Guide anti-morosité automnale

A Bruxelles, c’est déjà l’automne.

C’est arrivé d’un coup, un mercredi on était en été. Le jeudi on était en automne.

 

Chaque année il nous fait le même coup, et chaque année je me fais avoir.

 

En déménageant pour le nord, je ne pensais pas souffrir du manque de luminosité.

J’ai vécu une année en Allemagne, plus au nord et plus à l’est, et le peu de jour durant la journée ne m’avait pas vraiment affectée.

Sauf que c’était il y a 15 ans. Et ça, ça change pas mal de choses.

Avec l’âge, on devient sensible à certains éléments de notre environnement, et on s’en rend compte parce qu’on ressent de la gêne.

  • le froid de l’hiver devient chaque hiver plus mordant
  • la chaleur de l’été est à chaque été plus étouffant

Et dans mon cas, le manque de lumière me fait dépérir.

 

Je suis une plante verte.

Voilà le constat, après plus de 3 ans passés à vivre dans une grande capitale européenne, qui plus est, LA capitale de l’Europe : je suis une plante verte.
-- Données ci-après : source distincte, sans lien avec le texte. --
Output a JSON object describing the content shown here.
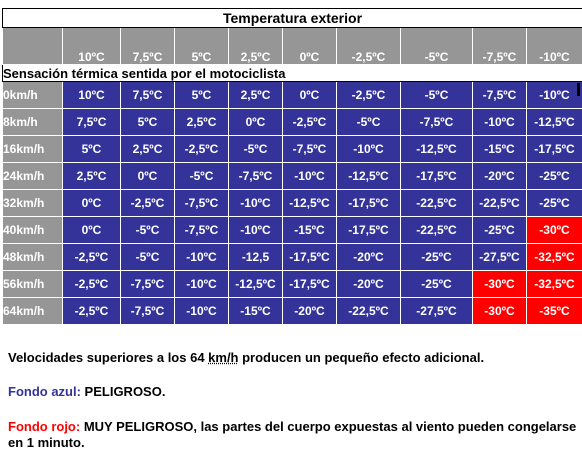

Il n’y a pas de fleuve à Bruxelles. Oh oui il y a la Senne, qui se faufile en souterrain, et des bouts de quais excentrés que la ville tente désespérément de rendre attrayants. Bref, pas de fleuve.

Or une plante verte a besoin d’eau pour vivre, grandir, s’épanouir, et force est de constater que ça me manque terriblement.

Non pas que je passais mon temps sur les quais de Lyon (à une époque où les quais n’étaient pas aménagés, ni bobo friendly), mais avec 2 fleuves dans une même ville, l’énergie y est différente.

 

A Bruxelles, les trois quarts de l’année, il y a peu de luminosité.

Pourtant, pas de volets aux fenêtres des bâtiments ici. On essaye en vain de faire entrer la lumière à tout prix.

L’été les journées sont incroyablement longues, bien plus longues que ce que j’ai connu jusque là. Et dès qu’elles commencent à décliner, on le ressent très fortement.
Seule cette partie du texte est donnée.